Des membres du gouvernement, technocrates publics, acteurs du secteur privé et acteurs non-étatiques de la Guinée Équatoriale ont convenu avec les responsables de la Commission économique des Nations Unies pour l’Afrique (CEA) que les difficultés macroéconomiques du pays liées à la chute des cours du pétrole doivent inspirer au pays l’industrialisation et la diversification de sa base de production comme alternatives sûres pour le développement durable.
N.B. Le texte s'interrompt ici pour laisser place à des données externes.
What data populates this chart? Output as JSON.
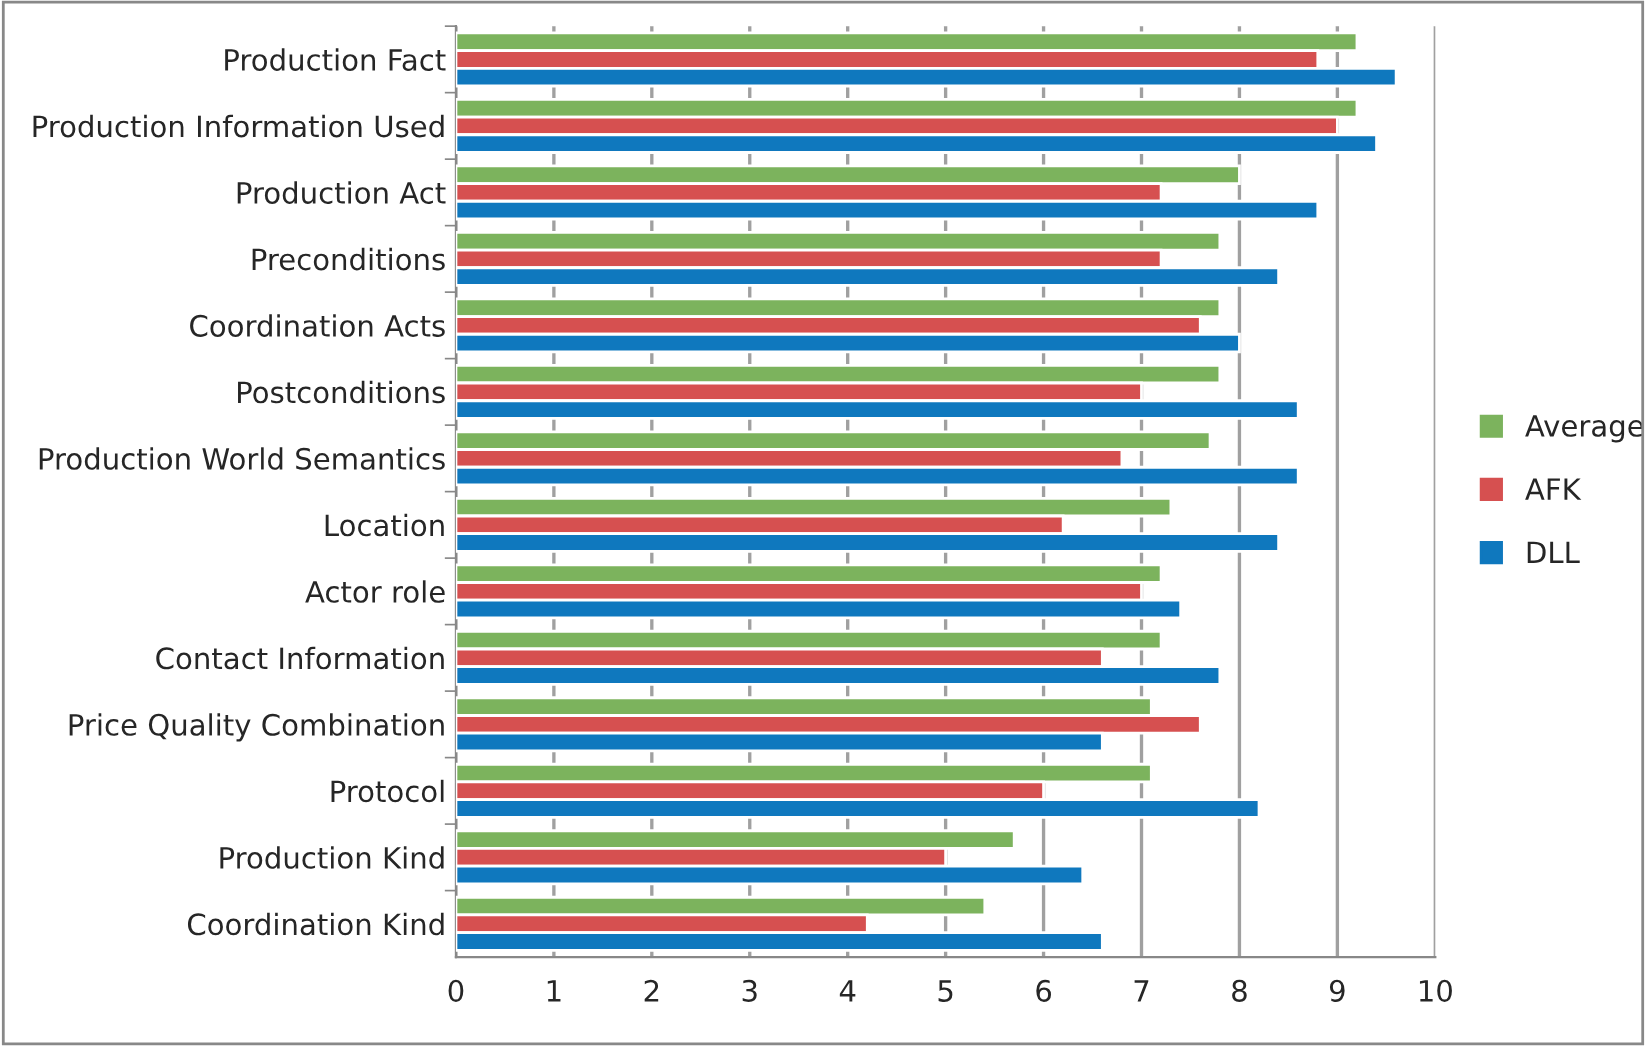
{
  "chart_data": {
    "type": "bar",
    "orientation": "horizontal",
    "categories": [
      "Production Fact",
      "Production Information Used",
      "Production Act",
      "Preconditions",
      "Coordination Acts",
      "Postconditions",
      "Production World Semantics",
      "Location",
      "Actor role",
      "Contact Information",
      "Price Quality Combination",
      "Protocol",
      "Production Kind",
      "Coordination Kind"
    ],
    "series": [
      {
        "name": "Average",
        "color": "#7cb35d",
        "values": [
          9.2,
          9.2,
          8.0,
          7.8,
          7.8,
          7.8,
          7.7,
          7.3,
          7.2,
          7.2,
          7.1,
          7.1,
          5.7,
          5.4
        ]
      },
      {
        "name": "AFK",
        "color": "#d65050",
        "values": [
          8.8,
          9.0,
          7.2,
          7.2,
          7.6,
          7.0,
          6.8,
          6.2,
          7.0,
          6.6,
          7.6,
          6.0,
          5.0,
          4.2
        ]
      },
      {
        "name": "DLL",
        "color": "#0f78be",
        "values": [
          9.6,
          9.4,
          8.8,
          8.4,
          8.0,
          8.6,
          8.6,
          8.4,
          7.4,
          7.8,
          6.6,
          8.2,
          6.4,
          6.6
        ]
      }
    ],
    "xlim": [
      0,
      10
    ],
    "xticks": [
      0,
      1,
      2,
      3,
      4,
      5,
      6,
      7,
      8,
      9,
      10
    ],
    "grid": "x",
    "legend": "right"
  }
}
Cet engagement découle d’une mission de cadrage de la CEA en Guinée Équatoriale et d’une concertation politique de haut niveau sur la diversification de l’économie, conjointement organisée par le ministère des Finances, de l’économie et de la planification du pays, et le Bureau sous-régional de la CEA pour l’Afrique centrale, au cours duquel les experts ont également appelé à la poursuite d’une politique industrielle dynamique et même « agressive », continue et évolutive, et à l’acquisition de la technologie requise pour la transformation des produits sur place.

Un auditoire fort de 100 experts nationaux, issus de l’ensemble des ministères et des agences en charge du développement dans le pays, du secteur privé et de la société civile, a systématiquement passé en revue les raisons des balbutiements de la Vision de la Guinée Équatoriale pour l’émergence à l’horizon 2020, et les actions à mener pour la promouvoir. Il a été noté qu’avec l’avènement du pétrole au début des années 1990, le pays s’est rapidement engagé dans la révolution infrastructurelle, qui devait être suivie par la diversification économique et la promotion des secteurs productifs. Ce deuxième segment a été mis hors course en raison du ralentissement des cours du pétrole, qui constituait l’essentiel des recettes budgétaires, appelant ainsi à une révision et à un recalibrage de la Vision.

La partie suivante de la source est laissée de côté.